As always my question is  perfectly answered, thank you very much for detailed explanation.

And sorry, i would have clearly mentioned about thorrle delay queue.

It good to know that the throttle delay queue (in Viewpoint under Delayed sessions from query monitor) is different from 'Send, Recieve Delays'.

While focusing on resolution, this is what I am trying to implement.

To get the exact effect with Flowcontrol, I think it is good idea to focuse on FlowControlTime(FCT) instead of FlowControlCount(FCC) based on FlowControlleD (FCD) filed in ResusageSAWT table. Just using shortcut names for easy of explanation. 

So before going to analyze on FCT, i will check wither FCD is recorded as 1 or 0. If FCD is 0 the AMP is not in flowcontrol. My question here is,

For one logging period of 600 seconds (10 mints), if FlowControlCnt showing 20 and FlowControlTime=6000 millseconds and FlowControlled=0. So in this case i can ignore even FCT showing 6 seconds?

Teradata Employee

Geeta,

FlowControlled:  This metric tells you if the AMP is in flow control at this point in time.

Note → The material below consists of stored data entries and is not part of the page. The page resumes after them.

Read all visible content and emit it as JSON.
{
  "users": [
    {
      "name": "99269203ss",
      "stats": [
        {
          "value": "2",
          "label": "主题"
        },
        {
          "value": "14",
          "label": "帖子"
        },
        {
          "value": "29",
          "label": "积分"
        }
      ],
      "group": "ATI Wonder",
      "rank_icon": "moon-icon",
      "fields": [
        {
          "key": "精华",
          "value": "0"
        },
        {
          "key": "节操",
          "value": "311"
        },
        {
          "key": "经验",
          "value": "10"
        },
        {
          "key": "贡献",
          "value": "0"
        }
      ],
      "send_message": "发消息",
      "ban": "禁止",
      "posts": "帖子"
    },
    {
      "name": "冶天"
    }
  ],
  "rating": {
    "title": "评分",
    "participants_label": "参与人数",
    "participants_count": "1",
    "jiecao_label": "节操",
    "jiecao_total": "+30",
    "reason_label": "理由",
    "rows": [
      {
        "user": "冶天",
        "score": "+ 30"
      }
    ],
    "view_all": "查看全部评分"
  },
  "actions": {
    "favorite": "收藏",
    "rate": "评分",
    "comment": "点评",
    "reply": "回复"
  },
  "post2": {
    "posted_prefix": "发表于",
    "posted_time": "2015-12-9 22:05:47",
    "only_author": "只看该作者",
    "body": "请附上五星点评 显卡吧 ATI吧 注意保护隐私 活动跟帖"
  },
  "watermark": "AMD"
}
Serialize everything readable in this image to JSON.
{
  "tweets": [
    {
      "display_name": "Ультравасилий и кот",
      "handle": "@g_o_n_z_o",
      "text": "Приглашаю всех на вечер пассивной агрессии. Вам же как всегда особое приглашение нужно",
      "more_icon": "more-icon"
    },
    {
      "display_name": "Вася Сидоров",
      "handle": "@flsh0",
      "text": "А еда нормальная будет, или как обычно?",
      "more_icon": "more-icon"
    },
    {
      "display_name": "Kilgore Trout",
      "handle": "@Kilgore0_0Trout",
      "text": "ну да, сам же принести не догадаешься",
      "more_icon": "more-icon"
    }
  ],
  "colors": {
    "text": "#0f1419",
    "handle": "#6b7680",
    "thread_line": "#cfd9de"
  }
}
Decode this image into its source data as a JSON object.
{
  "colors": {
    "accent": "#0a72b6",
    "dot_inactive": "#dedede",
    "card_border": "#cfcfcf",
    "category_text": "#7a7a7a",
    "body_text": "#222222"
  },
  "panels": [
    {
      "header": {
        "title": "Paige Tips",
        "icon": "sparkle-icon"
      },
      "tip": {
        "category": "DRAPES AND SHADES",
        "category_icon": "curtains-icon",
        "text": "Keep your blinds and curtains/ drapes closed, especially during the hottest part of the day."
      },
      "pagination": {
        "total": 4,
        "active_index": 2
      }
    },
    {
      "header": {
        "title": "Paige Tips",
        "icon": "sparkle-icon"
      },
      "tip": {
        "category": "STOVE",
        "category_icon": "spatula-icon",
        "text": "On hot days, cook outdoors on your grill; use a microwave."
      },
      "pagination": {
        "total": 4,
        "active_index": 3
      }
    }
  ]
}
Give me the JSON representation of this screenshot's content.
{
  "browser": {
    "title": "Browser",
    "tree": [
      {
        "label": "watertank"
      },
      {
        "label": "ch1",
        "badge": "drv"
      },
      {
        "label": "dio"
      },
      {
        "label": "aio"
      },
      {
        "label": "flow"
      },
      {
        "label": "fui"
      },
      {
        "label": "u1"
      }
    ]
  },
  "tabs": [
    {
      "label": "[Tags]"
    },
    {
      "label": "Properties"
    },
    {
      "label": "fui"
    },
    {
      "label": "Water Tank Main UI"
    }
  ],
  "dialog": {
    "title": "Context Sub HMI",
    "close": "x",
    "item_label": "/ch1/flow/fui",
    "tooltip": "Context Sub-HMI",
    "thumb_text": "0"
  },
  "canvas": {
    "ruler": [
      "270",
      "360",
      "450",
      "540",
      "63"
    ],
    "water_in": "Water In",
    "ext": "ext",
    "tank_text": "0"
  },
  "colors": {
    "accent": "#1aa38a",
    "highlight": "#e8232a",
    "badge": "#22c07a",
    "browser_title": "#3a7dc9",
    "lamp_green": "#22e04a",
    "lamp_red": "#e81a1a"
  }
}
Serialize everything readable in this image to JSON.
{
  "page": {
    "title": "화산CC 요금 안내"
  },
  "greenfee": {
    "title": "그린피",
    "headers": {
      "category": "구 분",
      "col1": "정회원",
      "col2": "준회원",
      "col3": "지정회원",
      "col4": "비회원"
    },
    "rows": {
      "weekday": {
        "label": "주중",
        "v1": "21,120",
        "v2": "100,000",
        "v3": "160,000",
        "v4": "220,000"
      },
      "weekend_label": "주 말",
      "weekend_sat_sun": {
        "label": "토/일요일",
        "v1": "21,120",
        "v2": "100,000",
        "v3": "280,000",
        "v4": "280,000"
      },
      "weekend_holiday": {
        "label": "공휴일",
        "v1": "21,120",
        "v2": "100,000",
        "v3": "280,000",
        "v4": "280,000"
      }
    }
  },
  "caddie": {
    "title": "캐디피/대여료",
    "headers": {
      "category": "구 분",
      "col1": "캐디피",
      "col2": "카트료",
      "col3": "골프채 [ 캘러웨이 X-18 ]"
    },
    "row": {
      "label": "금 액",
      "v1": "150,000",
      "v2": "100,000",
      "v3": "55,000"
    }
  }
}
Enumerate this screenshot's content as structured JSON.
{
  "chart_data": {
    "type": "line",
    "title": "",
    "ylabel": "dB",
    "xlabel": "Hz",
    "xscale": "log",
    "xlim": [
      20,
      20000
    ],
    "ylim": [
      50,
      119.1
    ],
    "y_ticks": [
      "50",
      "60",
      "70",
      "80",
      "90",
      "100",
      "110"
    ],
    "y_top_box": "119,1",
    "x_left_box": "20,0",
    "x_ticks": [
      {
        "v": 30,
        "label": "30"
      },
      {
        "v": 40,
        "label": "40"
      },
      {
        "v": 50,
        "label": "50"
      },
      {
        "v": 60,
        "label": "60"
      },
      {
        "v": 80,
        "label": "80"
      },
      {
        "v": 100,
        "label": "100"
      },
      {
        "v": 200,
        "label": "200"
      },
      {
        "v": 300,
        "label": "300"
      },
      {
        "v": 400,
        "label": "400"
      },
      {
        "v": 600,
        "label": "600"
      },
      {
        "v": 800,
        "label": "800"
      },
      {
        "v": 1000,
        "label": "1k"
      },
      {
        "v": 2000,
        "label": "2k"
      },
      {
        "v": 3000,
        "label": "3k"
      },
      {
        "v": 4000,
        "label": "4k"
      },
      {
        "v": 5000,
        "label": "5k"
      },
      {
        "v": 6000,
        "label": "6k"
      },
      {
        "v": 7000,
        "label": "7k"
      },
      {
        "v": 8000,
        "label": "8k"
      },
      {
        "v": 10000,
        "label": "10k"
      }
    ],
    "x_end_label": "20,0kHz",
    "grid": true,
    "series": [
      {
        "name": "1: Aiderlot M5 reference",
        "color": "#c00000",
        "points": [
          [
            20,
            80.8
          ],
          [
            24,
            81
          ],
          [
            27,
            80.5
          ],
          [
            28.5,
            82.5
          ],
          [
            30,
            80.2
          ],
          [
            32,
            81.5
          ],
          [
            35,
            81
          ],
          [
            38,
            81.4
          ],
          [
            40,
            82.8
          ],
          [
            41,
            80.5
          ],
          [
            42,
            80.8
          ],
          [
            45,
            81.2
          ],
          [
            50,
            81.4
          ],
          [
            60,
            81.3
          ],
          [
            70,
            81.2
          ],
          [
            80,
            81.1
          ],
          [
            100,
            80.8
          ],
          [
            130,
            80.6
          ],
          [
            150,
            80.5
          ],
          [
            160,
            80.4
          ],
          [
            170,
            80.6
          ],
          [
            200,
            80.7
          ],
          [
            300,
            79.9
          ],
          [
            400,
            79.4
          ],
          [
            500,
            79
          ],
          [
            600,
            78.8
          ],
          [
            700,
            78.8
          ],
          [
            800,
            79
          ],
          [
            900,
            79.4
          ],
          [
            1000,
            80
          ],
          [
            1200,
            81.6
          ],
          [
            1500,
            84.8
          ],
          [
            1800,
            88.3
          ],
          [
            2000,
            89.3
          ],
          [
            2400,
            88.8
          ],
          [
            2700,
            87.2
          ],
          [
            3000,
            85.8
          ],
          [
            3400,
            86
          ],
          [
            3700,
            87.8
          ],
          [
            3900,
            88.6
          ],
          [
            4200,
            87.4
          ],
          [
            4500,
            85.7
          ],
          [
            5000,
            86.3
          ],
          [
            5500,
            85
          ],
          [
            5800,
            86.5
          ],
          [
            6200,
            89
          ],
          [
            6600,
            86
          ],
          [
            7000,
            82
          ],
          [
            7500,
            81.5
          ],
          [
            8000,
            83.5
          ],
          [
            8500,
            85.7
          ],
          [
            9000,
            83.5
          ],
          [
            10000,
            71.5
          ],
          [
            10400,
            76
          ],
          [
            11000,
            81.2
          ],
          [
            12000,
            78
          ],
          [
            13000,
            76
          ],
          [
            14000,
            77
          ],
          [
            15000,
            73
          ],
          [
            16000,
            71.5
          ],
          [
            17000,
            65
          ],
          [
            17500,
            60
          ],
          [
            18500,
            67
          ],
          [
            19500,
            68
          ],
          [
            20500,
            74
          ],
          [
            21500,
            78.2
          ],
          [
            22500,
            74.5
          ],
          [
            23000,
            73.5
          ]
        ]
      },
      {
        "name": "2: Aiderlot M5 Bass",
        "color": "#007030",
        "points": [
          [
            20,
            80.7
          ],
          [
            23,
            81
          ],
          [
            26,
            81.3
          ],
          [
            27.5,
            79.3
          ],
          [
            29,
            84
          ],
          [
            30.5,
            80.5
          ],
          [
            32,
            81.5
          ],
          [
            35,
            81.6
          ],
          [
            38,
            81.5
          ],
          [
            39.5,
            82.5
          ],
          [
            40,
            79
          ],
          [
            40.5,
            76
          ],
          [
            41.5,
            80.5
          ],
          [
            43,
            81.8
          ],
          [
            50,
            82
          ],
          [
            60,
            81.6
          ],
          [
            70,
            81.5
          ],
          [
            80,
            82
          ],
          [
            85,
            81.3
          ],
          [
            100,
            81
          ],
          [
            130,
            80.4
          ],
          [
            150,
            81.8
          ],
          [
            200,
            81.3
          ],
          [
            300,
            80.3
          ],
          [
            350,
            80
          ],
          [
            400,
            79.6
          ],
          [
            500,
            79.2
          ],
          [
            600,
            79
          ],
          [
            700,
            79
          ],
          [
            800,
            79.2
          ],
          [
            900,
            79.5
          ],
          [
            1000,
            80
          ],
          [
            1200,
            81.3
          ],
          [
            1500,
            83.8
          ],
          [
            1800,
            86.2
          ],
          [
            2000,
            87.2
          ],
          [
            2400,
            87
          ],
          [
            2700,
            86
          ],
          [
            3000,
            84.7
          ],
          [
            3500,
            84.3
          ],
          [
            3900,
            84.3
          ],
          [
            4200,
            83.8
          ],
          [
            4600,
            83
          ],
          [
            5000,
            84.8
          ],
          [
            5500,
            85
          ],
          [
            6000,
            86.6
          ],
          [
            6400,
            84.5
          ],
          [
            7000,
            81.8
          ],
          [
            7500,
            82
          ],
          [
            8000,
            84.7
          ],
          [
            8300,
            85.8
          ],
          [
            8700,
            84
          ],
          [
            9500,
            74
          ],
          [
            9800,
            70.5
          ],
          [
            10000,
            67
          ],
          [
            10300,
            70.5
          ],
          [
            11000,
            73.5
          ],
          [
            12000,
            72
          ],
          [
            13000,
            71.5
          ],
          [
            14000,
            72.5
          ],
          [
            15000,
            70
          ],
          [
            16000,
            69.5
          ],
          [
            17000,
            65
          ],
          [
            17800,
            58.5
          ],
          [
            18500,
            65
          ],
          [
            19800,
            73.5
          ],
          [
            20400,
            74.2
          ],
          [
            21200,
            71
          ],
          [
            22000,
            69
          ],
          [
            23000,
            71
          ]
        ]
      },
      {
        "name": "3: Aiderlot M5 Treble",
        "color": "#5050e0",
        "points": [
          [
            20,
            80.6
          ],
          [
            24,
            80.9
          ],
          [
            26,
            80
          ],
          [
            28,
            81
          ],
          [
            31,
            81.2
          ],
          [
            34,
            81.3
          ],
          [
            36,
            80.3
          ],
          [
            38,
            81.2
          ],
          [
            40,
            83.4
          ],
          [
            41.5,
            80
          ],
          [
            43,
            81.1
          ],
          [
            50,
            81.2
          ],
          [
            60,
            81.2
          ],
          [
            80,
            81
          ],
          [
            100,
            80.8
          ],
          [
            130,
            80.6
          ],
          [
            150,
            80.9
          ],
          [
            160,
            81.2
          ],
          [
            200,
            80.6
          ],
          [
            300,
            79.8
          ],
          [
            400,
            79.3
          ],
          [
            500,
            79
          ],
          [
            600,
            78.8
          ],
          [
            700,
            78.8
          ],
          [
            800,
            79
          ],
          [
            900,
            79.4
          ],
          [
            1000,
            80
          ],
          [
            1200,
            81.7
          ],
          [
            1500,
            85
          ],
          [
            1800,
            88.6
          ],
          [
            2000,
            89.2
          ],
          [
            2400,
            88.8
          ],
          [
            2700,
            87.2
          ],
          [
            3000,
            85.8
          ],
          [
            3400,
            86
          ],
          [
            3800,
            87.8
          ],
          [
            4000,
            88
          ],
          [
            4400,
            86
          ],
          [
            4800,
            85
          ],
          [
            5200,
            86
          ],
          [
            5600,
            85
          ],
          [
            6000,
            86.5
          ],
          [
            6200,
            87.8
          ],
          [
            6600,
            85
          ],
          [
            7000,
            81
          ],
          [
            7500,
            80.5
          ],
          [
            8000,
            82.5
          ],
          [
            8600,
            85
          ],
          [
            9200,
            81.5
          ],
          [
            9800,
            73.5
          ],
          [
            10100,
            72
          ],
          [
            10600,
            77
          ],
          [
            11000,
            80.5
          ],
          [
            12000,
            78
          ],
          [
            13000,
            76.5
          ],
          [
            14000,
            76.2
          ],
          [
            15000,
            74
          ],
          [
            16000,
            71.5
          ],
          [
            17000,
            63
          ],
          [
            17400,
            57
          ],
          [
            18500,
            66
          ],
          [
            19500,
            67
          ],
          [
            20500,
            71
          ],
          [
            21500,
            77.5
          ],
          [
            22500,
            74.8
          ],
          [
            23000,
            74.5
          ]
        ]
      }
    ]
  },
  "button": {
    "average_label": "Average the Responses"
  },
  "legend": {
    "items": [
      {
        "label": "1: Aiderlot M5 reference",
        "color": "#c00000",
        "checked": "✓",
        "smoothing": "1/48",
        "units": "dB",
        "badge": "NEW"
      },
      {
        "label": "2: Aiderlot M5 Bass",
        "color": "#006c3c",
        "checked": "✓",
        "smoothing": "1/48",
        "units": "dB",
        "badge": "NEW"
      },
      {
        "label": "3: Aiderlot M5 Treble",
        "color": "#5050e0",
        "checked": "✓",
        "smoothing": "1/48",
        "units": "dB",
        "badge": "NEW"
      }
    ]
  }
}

It is a snapshot taken at the end of the logging interval.  If it is zero, it indicates the AMP was not in flow control at that time.  If it is non-zero, it means that the AMP was in flow control at interval end.  But because it is zero doesn't mean that flow control had not been happening during the logging interval.

Because this metric is a snapshot taken at the end of the logging interval, it only tells you if there was flow control at that point in time.  You could have been in and out flow control many times during the interval and FlowControlled will not reflect that.  Therefore, when this metric is 0, you should not assume there has been no flow control.

If you are no 14.0 and above, it is best to rely on FlowCtlTime to detect flow control, no matter what flow control count reports.  If you are on earlier releases,  FlowCtlTime was not always accurate, so in that case it is best to rely on FlowCtlCnt.

See page 28-29 of the orange book AMP Worker Tasks Teradata Database 14.0 for a good explanation of how the flow control metrics in the ResUsageSAWT interact, and which ones to use for what.

Thanks, -Carrie

Enthusiast

Thank you for the clarification before and after Veriosn 14 for FlowControl analysis. 

And in terms of setting up an alert on flowcontrol in Viewpoint, as far as I knnow, there is no alert type available in Viewpoint. Rather, I think we can create a 'System Event Type' for 'Flow Control' from type of the system event type.

First we would like to see how many times the system is really going in to Flowcontrol before working with application teams. So I think for getting an email alert to a DBA, setting a 'System Event Type', with "#of Amps=1", "Qualification Time =1 Minute" can send an email. So that way, we can analyze the frequency of Flowcontrol on one amp or many amps (I set # of AMPs=1 just to see every trace of Flowcontrol on the system).

Please let me know if I miss anything in considering a system event type.

Teradata Employee

Geeta,

The flow control event in 13.10 is not a very reliable way to assess the frequency or even the presence of flow control on the AMPs.  That is because it does not use the flow control time metric from the SAWT table, as the flow control event does in 14.10.  It uses the FlowControlled metric, which only reflects the state of the AMP at the end of the logging interval.  It will not tell you how often AMPs go into flow control.   So there will be many episodes of flow control that will be missed by FlowControlled.

I would suggest you think about using the AMP worker task event instead of the flow control event.  If you pay attention to when you run out of AMP worker tasks and take action when you do, you will never get into flow control conditions, or rarely get into them.  Therefore you would not need the flow control event.

Thanks, -Carrie

Enthusiast

Good to know the event is not so realiable. Just cuirous to know, was there any bug OR limitation with 13.10 for that specific event in DBMS/Viewpoint?